Çocuk katili İsrail’i BM Türkiye Ofisi önünde lanetledik

Eğitim-Bir-Sen, soykırımcı İsrail’i Birleşmiş Milletler (BM) Türkiye Ofisi önünde protesto etti. Tapu Kadastro Genel Müdürlüğü önünden yürüyüşe başlayan Eğitim-Bir-Sen üyeleri, Gazze’de masum sivillerin katledildiğini, insanlığın kan banyosunda boğulduğunu, insan haklarının hükmünün kalmadığını, sessiz kalmanın soykırımı alkışlamak anlamına geldiğini haykırarak, BM’yi uyanmaya, soykırımı durmak için harekete geçmeye davet etti.

Yürüyüş boyunca “BM uyuyor, çocuklar ölüyor”, “Çocuklar ölürken, sessiz olunmaz”, “Katil İsrail, Filistin’den defol!”, “Katil ABD, Orta Doğu’dan defol!”, “Susma haykır, soykırıma hayır!”, “İnsanlık onuru siyonizmi yenecek”, “Dur de! dur de! siyonizme dur de!” sloganları atılırken, “BM harekete geçmeli, Filistin’de soykırım bitmeli” çağrısında bulunuldu.

Eğitim-Bir-Sen ve Memur-Sen Genel Başkanı Ali Yalçın, her bir metrekaresinde Müslüman’ın ahı, mazlumların kanı olan Gazze’nin ateş altında olduğunu belirterek, “Tam 25 gündür canlı yayınlarda korkunç bir vahşet izliyoruz. Parçalanmış cesetler, bebekler ve çocuklarla can pazarı kurulmuş Gazze’de hastaneler, pazar yerleri, mülteci kampları hedef alındı. BM’nin kontrolündeki okullar bile bombalandı. Oralara sığınmış çoğu çocuk yüzlerce insan katledildi. 25 günde 3 bini çocuk, 8 bin insan öldürüldü. 18 bin insan yaralandı, 600 binin üzerinde insan yerinden edildi. Katil İsrail savaş suçlarının üstünü örtmek için interneti kesti, iletişim hatlarına zarar verdi. Çığlıklar duyulmasın, vahşet görülmesin diye Gazze’yi dünyadan kopardı, altını üstüne getirdi. Gazze yok oluyor, Gazze ölüyor. Gazze’de ölen sadece masum siviller değil, Gazze’de insanlık ölüyor” dedi.
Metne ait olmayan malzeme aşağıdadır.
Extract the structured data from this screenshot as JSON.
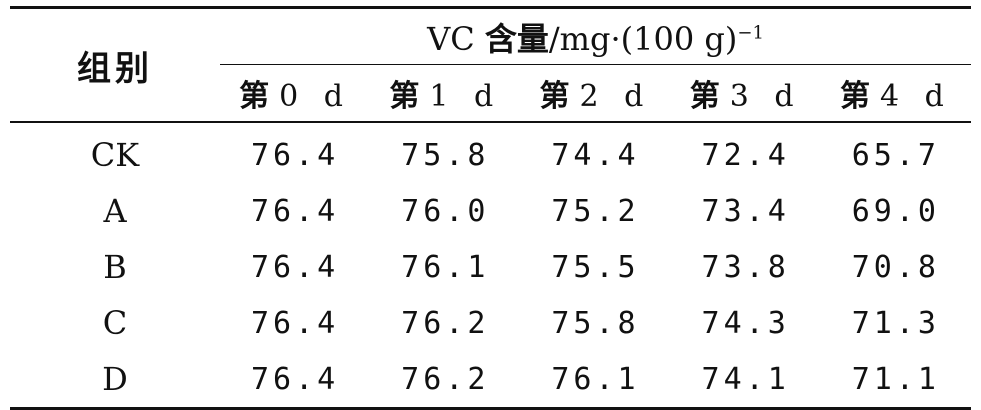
{
  "table": {
    "group_header": "组别",
    "measure_header": {
      "prefix": "VC",
      "label": "含量",
      "unit": "/mg·(100 g)",
      "exponent": "−1"
    },
    "day_headers": [
      {
        "cn": "第",
        "num": "0 d"
      },
      {
        "cn": "第",
        "num": "1 d"
      },
      {
        "cn": "第",
        "num": "2 d"
      },
      {
        "cn": "第",
        "num": "3 d"
      },
      {
        "cn": "第",
        "num": "4 d"
      }
    ],
    "rows": [
      {
        "group": "CK",
        "values": [
          "76.4",
          "75.8",
          "74.4",
          "72.4",
          "65.7"
        ]
      },
      {
        "group": "A",
        "values": [
          "76.4",
          "76.0",
          "75.2",
          "73.4",
          "69.0"
        ]
      },
      {
        "group": "B",
        "values": [
          "76.4",
          "76.1",
          "75.5",
          "73.8",
          "70.8"
        ]
      },
      {
        "group": "C",
        "values": [
          "76.4",
          "76.2",
          "75.8",
          "74.3",
          "71.3"
        ]
      },
      {
        "group": "D",
        "values": [
          "76.4",
          "76.2",
          "76.1",
          "74.1",
          "71.1"
        ]
      }
    ]
  }
}
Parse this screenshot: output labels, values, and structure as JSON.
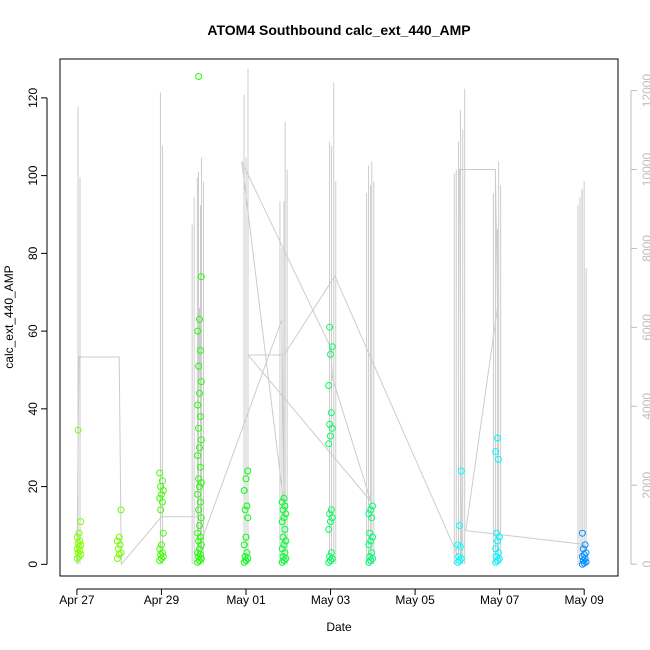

Aksa’nın 1948’den beri işgalcilerin kirli postallarıyla çiğnendiğini, 360 kilometrekarelik Gazze’nin bu küçücük alana çok acılar sığdırdığını,  Kudüs’ün 75 yıldır acının başkenti olduğunu kaydeden Yalçın, sözlerini şöyle sürdürdü: “Gazze 16 yıldır abluka altında ölümle pençeleşiyor. Dünyanın en büyük açık hava hapishanesini kuran, bu duruma sesini çıkaranı vuran, okulları bombalayan, hastaneleri hedef alan, tahliye için açılan güvenlik koridorlarını bile vuran İsrail, vahşete, soykırıma ‘meşru müdafaa’ diyor. Oysa bu savaşın tek nedeni Filistin’in işgali, çözüm ise İsrail’in defolup gitmesidir. Gazze’ye, parasını Amerika’nın verdiği fosfor bombaları atılmıyor sadece, BBC ve CNN gibi sözde yayın kuruluşları Gazze’ye yalan, iftira, dezenformasyon bombaları atıyor. ‘40 bebeğin kafası kesildi’ yalanı dokuz köyü dolaştı. Yaptıklarının Nazi propagandasından farkı yok. Aynı yalanı bin kere söyleyip bir kez tekzip ediyorlar. Düşünsenize aileler çocuklarının kollarına adlarını yazıyor, bombalama sonrası kimliklerini tespit edebilmek için. Ama BBC, haberlerinde ‘Filistinli bebekler öldü’ diyor. Kim katletti bunları, uzaylılar mı? Açık seçik bir vahşeti yalan perdesiyle örtmeye çalışıyorlar!”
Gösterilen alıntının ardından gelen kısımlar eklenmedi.